Organizing a caregiver family meeting

With the aging of baby boomers, chances are there will also be an increase in the number of informal caregivers. Michigan State University Extension recognizes that caring for an aging parent may seem like a natural progression of life; however, many are ill prepared to deal with the social, emotional, physical and financial decisions that will arise. If you’re caring for a loved one, a caregiver meeting can help you navigate the many decisions that need to be made.

If you are making these decisions on your own (for example, if you are an only child), then your scope of consulting would mostly fall between you and your parent.
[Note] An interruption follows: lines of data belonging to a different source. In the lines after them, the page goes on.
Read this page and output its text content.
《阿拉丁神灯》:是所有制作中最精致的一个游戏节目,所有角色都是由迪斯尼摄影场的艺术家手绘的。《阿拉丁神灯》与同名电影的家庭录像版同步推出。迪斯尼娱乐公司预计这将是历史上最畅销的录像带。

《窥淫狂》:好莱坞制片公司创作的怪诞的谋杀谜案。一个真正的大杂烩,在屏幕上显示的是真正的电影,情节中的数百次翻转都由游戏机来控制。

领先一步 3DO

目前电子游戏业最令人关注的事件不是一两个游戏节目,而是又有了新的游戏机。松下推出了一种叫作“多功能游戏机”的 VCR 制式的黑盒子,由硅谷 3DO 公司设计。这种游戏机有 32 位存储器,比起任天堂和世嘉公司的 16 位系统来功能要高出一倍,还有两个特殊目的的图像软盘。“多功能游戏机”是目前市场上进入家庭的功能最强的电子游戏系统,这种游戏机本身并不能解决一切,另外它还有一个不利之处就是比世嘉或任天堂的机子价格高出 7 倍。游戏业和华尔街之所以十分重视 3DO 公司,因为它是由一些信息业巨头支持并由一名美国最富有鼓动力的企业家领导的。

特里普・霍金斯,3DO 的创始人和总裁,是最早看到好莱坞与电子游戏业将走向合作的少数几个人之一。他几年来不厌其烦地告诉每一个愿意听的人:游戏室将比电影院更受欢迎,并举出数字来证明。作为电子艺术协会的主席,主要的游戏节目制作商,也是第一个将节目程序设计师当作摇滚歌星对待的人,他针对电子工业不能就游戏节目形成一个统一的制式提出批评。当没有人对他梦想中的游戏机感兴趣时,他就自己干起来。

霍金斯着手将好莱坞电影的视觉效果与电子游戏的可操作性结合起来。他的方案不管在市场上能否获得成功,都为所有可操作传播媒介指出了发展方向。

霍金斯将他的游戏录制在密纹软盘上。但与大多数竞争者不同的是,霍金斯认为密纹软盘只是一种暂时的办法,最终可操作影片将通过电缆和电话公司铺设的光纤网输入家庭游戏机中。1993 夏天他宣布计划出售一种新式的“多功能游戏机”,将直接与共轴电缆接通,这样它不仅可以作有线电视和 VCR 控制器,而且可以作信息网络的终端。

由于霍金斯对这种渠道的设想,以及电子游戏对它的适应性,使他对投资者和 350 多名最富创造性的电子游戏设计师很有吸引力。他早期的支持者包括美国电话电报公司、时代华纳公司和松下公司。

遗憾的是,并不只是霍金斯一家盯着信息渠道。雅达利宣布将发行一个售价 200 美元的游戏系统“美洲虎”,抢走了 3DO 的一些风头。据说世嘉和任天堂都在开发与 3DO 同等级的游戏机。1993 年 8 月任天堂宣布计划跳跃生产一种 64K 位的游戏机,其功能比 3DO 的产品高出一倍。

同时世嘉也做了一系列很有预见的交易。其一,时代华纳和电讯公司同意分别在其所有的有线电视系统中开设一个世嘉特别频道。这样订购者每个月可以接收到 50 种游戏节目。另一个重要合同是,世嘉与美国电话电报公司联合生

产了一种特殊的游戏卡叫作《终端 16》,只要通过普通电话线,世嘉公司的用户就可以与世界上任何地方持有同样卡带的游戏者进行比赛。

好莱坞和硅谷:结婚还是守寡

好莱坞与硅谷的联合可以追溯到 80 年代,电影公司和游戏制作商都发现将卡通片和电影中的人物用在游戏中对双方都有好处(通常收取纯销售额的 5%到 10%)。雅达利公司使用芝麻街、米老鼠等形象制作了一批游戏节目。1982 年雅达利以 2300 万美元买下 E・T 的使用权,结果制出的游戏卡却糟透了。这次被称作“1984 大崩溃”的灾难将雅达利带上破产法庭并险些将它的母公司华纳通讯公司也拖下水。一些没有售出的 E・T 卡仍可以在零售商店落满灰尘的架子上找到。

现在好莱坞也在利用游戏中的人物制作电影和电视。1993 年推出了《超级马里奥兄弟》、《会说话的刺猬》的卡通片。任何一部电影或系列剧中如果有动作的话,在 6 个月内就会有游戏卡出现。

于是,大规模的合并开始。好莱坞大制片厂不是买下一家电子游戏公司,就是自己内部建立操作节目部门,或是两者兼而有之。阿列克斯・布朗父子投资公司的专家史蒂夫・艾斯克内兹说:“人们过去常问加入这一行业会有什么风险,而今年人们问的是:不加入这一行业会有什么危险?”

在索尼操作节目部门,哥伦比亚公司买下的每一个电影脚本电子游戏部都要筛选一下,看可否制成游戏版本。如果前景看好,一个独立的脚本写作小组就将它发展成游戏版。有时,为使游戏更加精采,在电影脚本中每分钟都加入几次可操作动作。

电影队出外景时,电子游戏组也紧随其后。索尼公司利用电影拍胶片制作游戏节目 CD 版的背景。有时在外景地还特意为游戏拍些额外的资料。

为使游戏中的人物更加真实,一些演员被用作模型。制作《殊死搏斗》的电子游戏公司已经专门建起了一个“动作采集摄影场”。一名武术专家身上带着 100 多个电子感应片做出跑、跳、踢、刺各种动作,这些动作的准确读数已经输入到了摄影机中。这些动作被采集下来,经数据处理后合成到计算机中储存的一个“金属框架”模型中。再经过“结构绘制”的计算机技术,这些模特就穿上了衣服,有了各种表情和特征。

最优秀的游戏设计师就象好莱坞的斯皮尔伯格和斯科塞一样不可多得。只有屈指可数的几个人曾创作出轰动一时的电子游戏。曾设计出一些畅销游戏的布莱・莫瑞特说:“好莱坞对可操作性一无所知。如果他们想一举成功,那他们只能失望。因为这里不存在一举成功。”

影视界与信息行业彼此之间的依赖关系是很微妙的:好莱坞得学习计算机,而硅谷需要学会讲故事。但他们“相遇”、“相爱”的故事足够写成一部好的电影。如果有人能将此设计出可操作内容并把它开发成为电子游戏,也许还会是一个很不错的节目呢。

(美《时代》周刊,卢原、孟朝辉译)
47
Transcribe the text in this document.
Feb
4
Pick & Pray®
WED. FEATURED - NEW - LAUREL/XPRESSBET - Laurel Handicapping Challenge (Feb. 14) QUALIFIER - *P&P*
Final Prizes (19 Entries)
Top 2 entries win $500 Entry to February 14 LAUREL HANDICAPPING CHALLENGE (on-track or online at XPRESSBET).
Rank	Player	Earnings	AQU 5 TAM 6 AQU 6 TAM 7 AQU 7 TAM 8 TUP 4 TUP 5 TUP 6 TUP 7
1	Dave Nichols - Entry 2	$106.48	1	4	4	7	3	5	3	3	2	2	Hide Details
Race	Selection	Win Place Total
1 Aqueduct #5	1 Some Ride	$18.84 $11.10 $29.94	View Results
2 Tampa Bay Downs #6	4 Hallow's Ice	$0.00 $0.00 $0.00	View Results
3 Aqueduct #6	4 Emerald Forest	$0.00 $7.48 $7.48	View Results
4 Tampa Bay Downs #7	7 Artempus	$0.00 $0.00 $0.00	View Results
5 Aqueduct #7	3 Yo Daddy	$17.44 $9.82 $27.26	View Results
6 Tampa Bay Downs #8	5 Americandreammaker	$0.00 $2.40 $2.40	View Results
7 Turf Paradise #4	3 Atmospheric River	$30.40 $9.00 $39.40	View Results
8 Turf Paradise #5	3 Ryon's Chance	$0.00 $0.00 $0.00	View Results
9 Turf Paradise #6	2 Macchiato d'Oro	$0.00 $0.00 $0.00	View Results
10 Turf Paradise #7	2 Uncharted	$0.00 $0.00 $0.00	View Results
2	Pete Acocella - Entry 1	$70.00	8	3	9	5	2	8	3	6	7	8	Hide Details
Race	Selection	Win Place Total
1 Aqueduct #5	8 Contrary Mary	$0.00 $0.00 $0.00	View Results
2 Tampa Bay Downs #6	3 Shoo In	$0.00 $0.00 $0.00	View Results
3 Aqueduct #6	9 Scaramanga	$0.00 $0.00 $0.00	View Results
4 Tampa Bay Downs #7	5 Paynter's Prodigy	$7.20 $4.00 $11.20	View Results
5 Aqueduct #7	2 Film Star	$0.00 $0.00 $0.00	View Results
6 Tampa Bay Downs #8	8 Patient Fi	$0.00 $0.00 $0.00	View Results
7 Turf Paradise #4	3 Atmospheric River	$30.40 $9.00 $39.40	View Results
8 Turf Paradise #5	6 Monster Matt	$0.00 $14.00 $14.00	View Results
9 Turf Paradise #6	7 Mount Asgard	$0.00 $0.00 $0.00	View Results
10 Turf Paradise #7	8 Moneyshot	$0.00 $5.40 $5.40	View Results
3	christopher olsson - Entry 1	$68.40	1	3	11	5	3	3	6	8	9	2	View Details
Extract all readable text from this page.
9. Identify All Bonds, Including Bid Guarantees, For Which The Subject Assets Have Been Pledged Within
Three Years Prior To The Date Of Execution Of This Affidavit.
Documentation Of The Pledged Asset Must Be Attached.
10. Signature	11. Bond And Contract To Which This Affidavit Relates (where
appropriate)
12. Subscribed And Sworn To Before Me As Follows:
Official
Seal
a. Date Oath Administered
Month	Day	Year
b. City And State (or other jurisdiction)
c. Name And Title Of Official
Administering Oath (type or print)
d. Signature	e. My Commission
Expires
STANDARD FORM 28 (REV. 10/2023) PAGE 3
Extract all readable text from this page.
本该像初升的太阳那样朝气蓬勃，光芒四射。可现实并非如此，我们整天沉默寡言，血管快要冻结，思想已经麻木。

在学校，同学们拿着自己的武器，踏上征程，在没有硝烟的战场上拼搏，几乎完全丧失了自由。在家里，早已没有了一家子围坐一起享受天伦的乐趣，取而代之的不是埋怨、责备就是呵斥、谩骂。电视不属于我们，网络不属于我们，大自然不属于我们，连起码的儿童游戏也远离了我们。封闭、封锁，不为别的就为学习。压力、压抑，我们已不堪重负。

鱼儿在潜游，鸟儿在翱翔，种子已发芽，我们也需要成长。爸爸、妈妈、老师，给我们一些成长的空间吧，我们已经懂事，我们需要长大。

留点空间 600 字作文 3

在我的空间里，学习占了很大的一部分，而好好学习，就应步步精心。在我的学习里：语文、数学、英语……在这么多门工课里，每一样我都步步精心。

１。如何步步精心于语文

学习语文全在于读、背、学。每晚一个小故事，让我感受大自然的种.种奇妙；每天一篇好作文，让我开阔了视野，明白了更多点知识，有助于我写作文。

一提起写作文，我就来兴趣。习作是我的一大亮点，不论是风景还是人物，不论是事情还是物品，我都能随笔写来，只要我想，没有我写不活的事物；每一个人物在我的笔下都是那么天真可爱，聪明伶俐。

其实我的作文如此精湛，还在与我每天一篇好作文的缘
You may include a social worker, medical care providers and perhaps your parent’s religious advisor. The final decisions, however, are up to you and your parent.

If you have siblings, your decision-making circle is much larger and has the potential to be highly emotional. It may include a variety of opinions and be loaded with family relationship baggage. Siblings can be a major source of support and a major source of stress. Not everyone thinks alike or has the same amount of time or talent to devote to caregiving. For these reasons, you may want to consider having a caregiver family meeting. A family meeting can help you work on specific problems, give people a chance to share thoughts, make a list the needs of your loved one and opens the discussion about who can best fill those needs and how.

Who you invite depends on your own family dynamics. You may want to err on the side of inclusivity rather than being exclusive. You may assume someone is not interested or involved enough; however, that person may end up being someone who really has the time and would love to pitch in. More hands tend to make less work. If possible, be sure to include your loved one, as they are the expert on their thoughts, wishes, and needs.

A caregiver family meeting should not be much different from staff meetings at work to address tough issues or lawyers meeting to discuss a plea bargain. Both situations have the potential to be emotionally charged. However, the difference may be the planning. Imagine a lawyer going into a plea bargain meeting unprepared, with no notes, no facts; just pure emotion. You could be almost sure their client would not be getting the best representation that they need or deserve. A lawyer or a boss goes into a meeting at a set date, time, place with certain people invited. There is an agenda, rules of communication to follow, there is a productive discussion, notes are taken, decisions are made, and subsequent meetings may be scheduled. Caregiver family meetings can be run the same way.

Whether you have no siblings or many, a planned and organized caregiver family meeting can help you all make the best decisions possible for your loved one.